Diesel Fuel Jumps 11.5¢ to $3.965 a Gallon

By Rip Watson, Senior Reporter

This story appears in the Aug. 20 print edition of Transport Topics.

U.S. retail diesel prices spiked 11.5 cents to $3.965 a gallon last week, the Department of Energy reported, the largest increase in 17 months. Experts attributed the gain to higher crude prices, falling inventories and a refinery fire.

It was diesel’s sixth consecutive week-to-week increase and the largest since a 15.5-cent jump in March 2011.

Retail gasoline prices also rose for the sixth straight week, climbing 7.6 cents to $3.721, following a 13.7-cent jump the week before, DOE said after its Aug. 13 survey of fueling stations.



“There has been a massive rally in crude oil since early July,” said Stephen Schork, president of the Schork Group, a energy consultant firm in Villanova, Pa. “It’s spilling over to diesel and gas prices.”

West Texas Intermediate Crude, the U.S. benchmark, has climbed about $12 per barrel, or 14%, since July 2, closing at $95.60 on Aug. 16. Diesel has followed suit, climbing 9%, or 31.8 cents per gallon, since early July.

Diesel is up 13 cents a gallon from $3.835 a year ago, while gasoline prices have gained 11.7 cents over the same period, from $3.604.

“We definitely don’t like the increase,” Josh Kaburick, chief operating officer of refrigerated fleet Earl Henderson Trucking, Salem, Ill., told Transport Topics. “That kind of increase hurts and is a challenge to deal with.”

“Our fuel comes from California — we don’t have a choice,” said Ed Meyer, president of Nev/Cal Trucking, based in Reno, Nev. “It would be great if we had a pipeline.”

Meyer said his company’s price for diesel rose 20 cents a gallon in a single week.

Schork said fuel prices on the West Coast were affected by a refinery fire at a Chevron facility in Richmond, Calif., on Aug. 6.

The increase seen by Nev/Cal slightly exceeded the average gain

of 19.3 cents to $4.152 in DOE’s West Coast region.
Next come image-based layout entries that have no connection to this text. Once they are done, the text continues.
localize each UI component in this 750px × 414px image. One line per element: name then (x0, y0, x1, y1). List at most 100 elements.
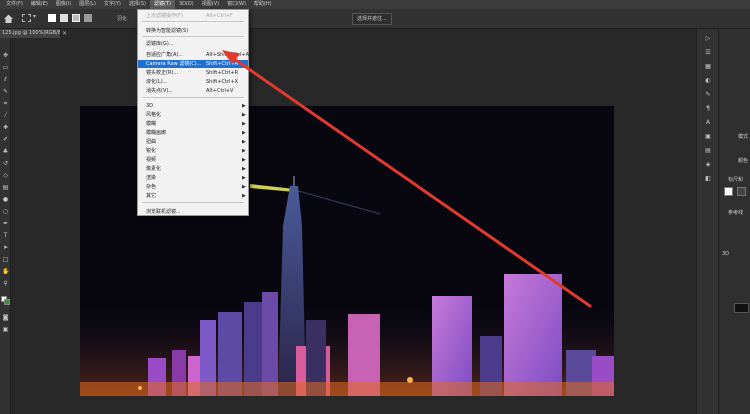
menu-type[interactable]: 文字(Y) (100, 0, 125, 9)
menu-3d[interactable]: 3D(D) (175, 0, 198, 9)
filter-menu-item[interactable]: 滤镜库(G)... (138, 40, 248, 48)
menu-separator (142, 97, 244, 98)
document-tab[interactable]: 125.jpg @ 100%(RGB/8#) (0, 29, 60, 38)
filter-menu-item[interactable]: 消失点(V)... Alt+Ctrl+V (138, 87, 248, 95)
select-and-mask-button[interactable]: 选择并遮住... (352, 13, 392, 25)
filter-menu-item[interactable]: 像素化 ▶ (138, 165, 248, 173)
dodge-tool-icon[interactable]: ○ (2, 208, 9, 215)
tools-panel: ✥ ▭ ℓ ✎ ⌗ ⁄ ✚ ✐ ♣ ↺ ◇ ▤ ● ○ ✒ T ➤ □ ✋ ⚲ … (0, 38, 11, 414)
adjustments-icon[interactable]: ◐ (704, 77, 712, 84)
brush-tool-icon[interactable]: ✐ (2, 136, 9, 143)
styles-icon[interactable]: ◈ (704, 161, 712, 168)
properties-icon[interactable]: ▦ (704, 63, 712, 70)
screen-mode-icon[interactable]: ▣ (2, 326, 9, 333)
quick-mask-icon[interactable]: ◙ (2, 314, 9, 321)
options-bar: ▾ 羽化 选择并遮住... (0, 9, 750, 29)
pen-tool-icon[interactable]: ✒ (2, 220, 9, 227)
filter-menu-item[interactable]: 渲染 ▶ (138, 174, 248, 182)
chevron-down-icon[interactable]: ▾ (33, 13, 36, 20)
filter-menu-item[interactable]: 杂色 ▶ (138, 183, 248, 191)
right-panel-labels (718, 29, 750, 414)
move-tool-icon[interactable]: ✥ (2, 52, 9, 59)
filter-menu-item-label: 上次滤镜操作(F) (146, 13, 183, 19)
marquee-tool-icon[interactable]: ▭ (2, 64, 9, 71)
filter-menu-item[interactable]: 液化(L)... Shift+Ctrl+X (138, 78, 248, 86)
filter-menu-item-label: 液化(L)... (146, 79, 168, 85)
filter-menu-item[interactable]: 其它 ▶ (138, 192, 248, 200)
gradient-tool-icon[interactable]: ▤ (2, 184, 9, 191)
menu-filter[interactable]: 滤镜(T) (149, 0, 175, 9)
add-to-selection-icon[interactable] (60, 14, 68, 22)
layer-thumbnail[interactable] (734, 303, 749, 313)
menu-image[interactable]: 图像(I) (52, 0, 75, 9)
brush-settings-icon[interactable]: ✎ (704, 91, 712, 98)
filter-menu-item[interactable]: 3D ▶ (138, 102, 248, 110)
blur-tool-icon[interactable]: ● (2, 196, 9, 203)
eraser-tool-icon[interactable]: ◇ (2, 172, 9, 179)
menu-window[interactable]: 窗口(W) (223, 0, 250, 9)
layers-icon[interactable]: ◧ (704, 175, 712, 182)
shape-tool-icon[interactable]: □ (2, 256, 9, 263)
chevron-right-icon: ▶ (242, 157, 246, 163)
hand-tool-icon[interactable]: ✋ (2, 268, 9, 275)
filter-menu-item[interactable]: 锐化 ▶ (138, 147, 248, 155)
intersect-selection-icon[interactable] (84, 14, 92, 22)
actions-icon[interactable]: ☰ (704, 49, 712, 56)
right-icon-strip: ▷ ☰ ▦ ◐ ✎ ¶ A ▣ ▤ ◈ ◧ (696, 29, 718, 414)
chevron-right-icon: ▶ (242, 184, 246, 190)
menu-layer[interactable]: 图层(L) (75, 0, 100, 9)
chevron-right-icon: ▶ (242, 175, 246, 181)
background-color-swatch[interactable] (4, 299, 10, 305)
filter-menu-item-label: 3D (146, 103, 154, 109)
clone-stamp-icon[interactable]: ♣ (2, 148, 9, 155)
eyedropper-tool-icon[interactable]: ⁄ (2, 112, 9, 119)
filter-menu-item[interactable]: 模糊画廊 ▶ (138, 129, 248, 137)
menu-select[interactable]: 选择(S) (125, 0, 150, 9)
filter-menu-item[interactable]: 风格化 ▶ (138, 111, 248, 119)
filter-menu-shortcut: Shift+Ctrl+X (206, 79, 239, 85)
3d-panel-tab[interactable]: 3D (722, 251, 729, 257)
filter-menu-item[interactable]: 浏览联机滤镜... (138, 208, 248, 216)
menu-separator (142, 21, 244, 22)
history-icon[interactable]: ▷ (704, 35, 712, 42)
type-tool-icon[interactable]: T (2, 232, 9, 239)
guides-label[interactable]: 参考线 (728, 209, 743, 216)
home-icon[interactable] (3, 13, 14, 24)
menu-file[interactable]: 文件(F) (2, 0, 27, 9)
quick-select-tool-icon[interactable]: ✎ (2, 88, 9, 95)
healing-brush-icon[interactable]: ✚ (2, 124, 9, 131)
filter-menu-item-label: 消失点(V)... (146, 88, 174, 94)
path-select-icon[interactable]: ➤ (2, 244, 9, 251)
new-selection-icon[interactable] (48, 14, 56, 22)
filter-menu-item[interactable]: Camera Raw 滤镜(C)... Shift+Ctrl+A (138, 60, 248, 68)
lasso-tool-icon[interactable]: ℓ (2, 76, 9, 83)
menu-edit[interactable]: 编辑(E) (27, 0, 52, 9)
filter-menu-item: 上次滤镜操作(F) Alt+Ctrl+F (138, 12, 248, 20)
libraries-icon[interactable]: ▣ (704, 133, 712, 140)
chevron-right-icon: ▶ (242, 148, 246, 154)
filter-menu-item[interactable]: 视频 ▶ (138, 156, 248, 164)
subtract-from-selection-icon[interactable] (72, 14, 80, 22)
close-icon[interactable]: × (62, 29, 67, 38)
paragraph-icon[interactable]: ¶ (704, 105, 712, 112)
chevron-right-icon: ▶ (242, 121, 246, 127)
ruler-label[interactable]: 标尺和 (728, 176, 743, 183)
panel-swatch-dark[interactable] (737, 187, 746, 196)
character-icon[interactable]: A (704, 119, 712, 126)
crop-tool-icon[interactable]: ⌗ (2, 100, 9, 107)
filter-menu-item[interactable]: 扭曲 ▶ (138, 138, 248, 146)
filter-menu-shortcut: Shift+Ctrl+A (206, 61, 239, 67)
filter-menu-item-label: 渲染 (146, 175, 157, 181)
filter-menu-item[interactable]: 自适应广角(A)... Alt+Shift+Ctrl+A (138, 51, 250, 59)
history-brush-icon[interactable]: ↺ (2, 160, 9, 167)
rectangular-marquee-icon[interactable] (22, 14, 31, 22)
panel-swatch-white[interactable] (724, 187, 733, 196)
menu-view[interactable]: 视图(V) (198, 0, 223, 9)
filter-menu-item[interactable]: 转换为智能滤镜(S) (138, 27, 248, 35)
filter-menu-item[interactable]: 镜头校正(R)... Shift+Ctrl+R (138, 69, 248, 77)
menu-help[interactable]: 帮助(H) (250, 0, 276, 9)
filter-menu-shortcut: Alt+Shift+Ctrl+A (206, 52, 250, 58)
filter-menu-item[interactable]: 模糊 ▶ (138, 120, 248, 128)
swatches-icon[interactable]: ▤ (704, 147, 712, 154)
zoom-tool-icon[interactable]: ⚲ (2, 280, 9, 287)
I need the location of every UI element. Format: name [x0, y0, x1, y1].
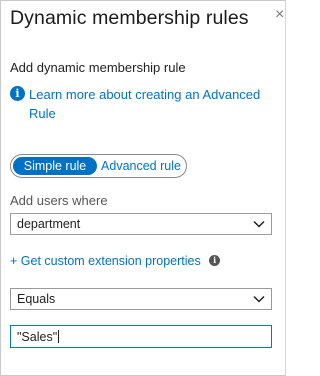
text-caret: [58, 330, 60, 343]
add-users-where-label: Add users where: [10, 193, 108, 208]
chevron-down-icon: [253, 220, 265, 228]
info-icon: i: [209, 255, 221, 267]
advanced-rule-option[interactable]: Advanced rule: [99, 157, 183, 175]
operator-select[interactable]: Equals: [10, 288, 272, 310]
close-icon[interactable]: ×: [275, 7, 284, 23]
property-select[interactable]: department: [10, 213, 272, 235]
rule-mode-toggle: Simple rule Advanced rule: [10, 154, 187, 178]
custom-properties-link[interactable]: + Get custom extension properties: [10, 254, 201, 268]
value-input-content: "Sales": [17, 330, 58, 344]
value-input-text: "Sales": [17, 330, 60, 344]
panel-title: Dynamic membership rules: [10, 7, 249, 29]
custom-properties-row: + Get custom extension properties i: [10, 252, 221, 270]
simple-rule-option[interactable]: Simple rule: [13, 157, 97, 175]
property-select-value: department: [17, 217, 81, 231]
chevron-down-icon: [253, 295, 265, 303]
operator-select-value: Equals: [17, 292, 56, 306]
info-icon: i: [10, 86, 25, 101]
learn-more-link[interactable]: Learn more about creating an Advanced Ru…: [29, 85, 279, 123]
value-input[interactable]: "Sales": [10, 325, 272, 348]
rule-section-heading: Add dynamic membership rule: [10, 60, 186, 75]
membership-rules-panel: Dynamic membership rules × Add dynamic m…: [0, 0, 286, 376]
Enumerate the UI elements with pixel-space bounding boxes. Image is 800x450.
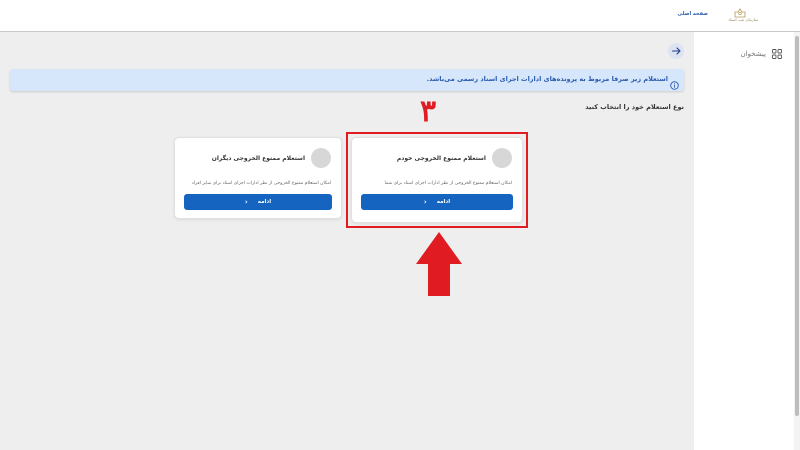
grid-icon [772,49,782,59]
chevron-left-icon: ‹ [244,197,248,206]
top-bar: سازمان ثبت اسناد صفحه اصلی [0,0,800,32]
highlight-box-annotation [346,132,528,228]
logo-text: سازمان ثبت اسناد [728,17,759,22]
sidebar: پیشخوان [694,32,794,450]
card-description: امکان استعلام ممنوع الخروجی از نظر ادارا… [191,181,331,186]
info-banner-text: استعلام زیر صرفا مربوط به پرونده‌های ادا… [426,75,668,83]
sidebar-item-dashboard[interactable]: پیشخوان [740,49,782,59]
card-title: استعلام ممنوع الخروجی دیگران [211,155,305,162]
vertical-scrollbar[interactable] [794,32,800,450]
step-number-annotation: ۳ [420,94,437,129]
button-label: ادامه [257,199,272,205]
section-label: نوع استعلام خود را انتخاب کنید [585,103,684,111]
card-avatar [311,148,331,168]
info-banner: استعلام زیر صرفا مربوط به پرونده‌های ادا… [10,69,684,91]
organization-logo[interactable]: سازمان ثبت اسناد [728,8,759,26]
inquiry-card-others[interactable]: استعلام ممنوع الخروجی دیگران امکان استعل… [174,137,342,219]
sidebar-item-label: پیشخوان [740,50,766,58]
scrollbar-thumb[interactable] [795,36,799,416]
info-icon [670,75,679,94]
continue-button-others[interactable]: ادامه ‹ [184,194,332,210]
up-arrow-annotation-icon [416,232,462,296]
back-button[interactable] [668,43,684,59]
home-link[interactable]: صفحه اصلی [678,11,708,17]
arrow-right-icon [671,47,681,55]
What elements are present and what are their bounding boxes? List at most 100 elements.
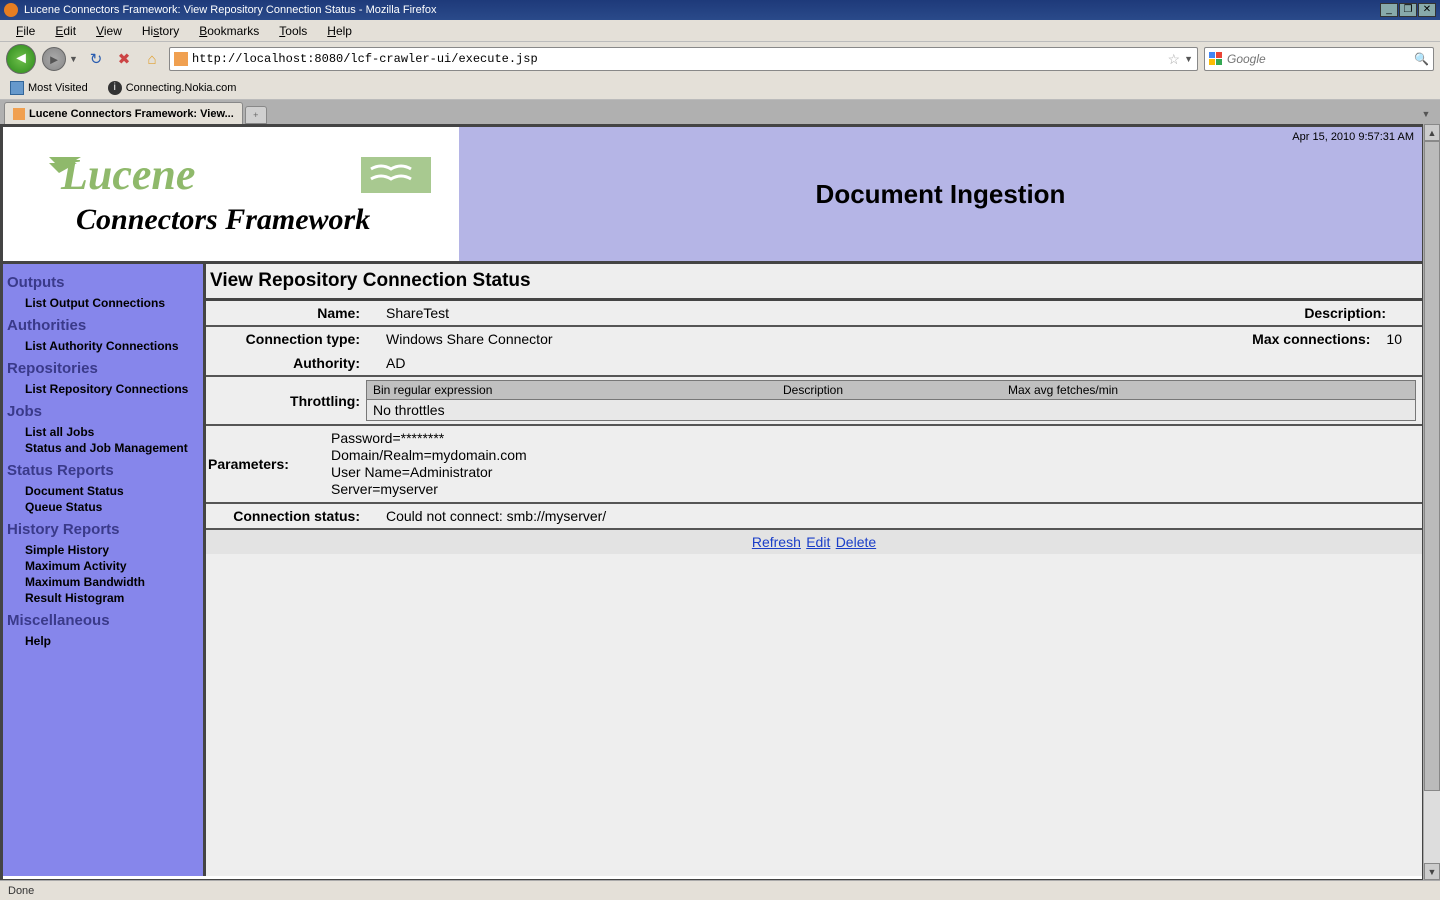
edit-link[interactable]: Edit xyxy=(806,534,830,550)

Elsewhere, the increases were lower, including just 6.5 cents per gallon in New England.

Schork also said that low inventories are affecting pump prices.

Nationwide inventories of distillates, which are used to produce diesel, are lower than the bottom point of the five-year average, DOE said. The distillate inventory has been reduced by 19% since the same week of 2011 to 124.2 million barrels. Crude oil inventories declined 3.7 million barrels, or about 1%.

Cost savings such as wider use of technology remain a mainstay when fuel can be a fleet’s largest single cost.

Ron Massman, CEO of Dependable Cos., Los Angeles, told TT his company installed new equipment on all of its over-the-road tractors in an effort to closely monitor speed, acceleration and idle times.

He said the company is still evaluating the precise savings, but the cost reductions were “meaningful enough to justify buying these devices.”

“We continue working with equipment manufacturers on aerodynamics, but the biggest factor is driver habit — knowing what is the best way to drive and being fuel efficient,” said Kaburick of Earl Henderson Trucking.

He also has chosen two drivers as “champions,” who perform exceptionally well on fuel economy metrics. They are used to help coach drivers whose performance lags.

“We look every week at those who perform well and don’t perform so well,” Kaburick said.

The company also pays incentives that primarily are based on fuel-economy performance, he added, enabling drivers who increase pay in cents per mile.

“We are constantly monitoring what trucks and drivers aren’t performing like they can,” Nev/Cal’s Meyer said. “We are constantly looking at every option.”

He said the company is buying an additional 20,000-gallon fuel tank to help control costs, though Meyer said his company is too small to engage in diesel price hedging.

Nev/Cal, Dependable and Henderson also rely on fuel surcharges.

“Like most carriers, we increase or decrease fuel surcharges based on the price of fuel,” Massman said. “We do pass along price increases. We take a little bit of a hit the first week when prices rise, until we can adjust the fuel surcharge the following week.”

Meyer said Nev/Cal and its 88-tractor fleet can’t recover the difference when fuel climbs because carriers pay for fuel daily and can only change the surcharge weekly.

“We are constantly evaluating and managing fuel surcharges,” said Kaburick, whose company runs 400 trucks. “Unfortunately for us, fuel surcharges only recover about 80% of our costs. As fuel increases, that gap widens.”

Alternative fuels also are attracting more attention.

Massman said Dependable uses liquefied natural gas trucks in its California port drayage operations, saying “they are working out fine.”

Henderson also is exploring natural gas-powered tractors at a time when diesel prices keep climbing and natural gas equivalents remain about $2 per gallon lower.

“We have had many, many meetings and conversations with both OEs and those who are building the fueling network,” Kaburick added.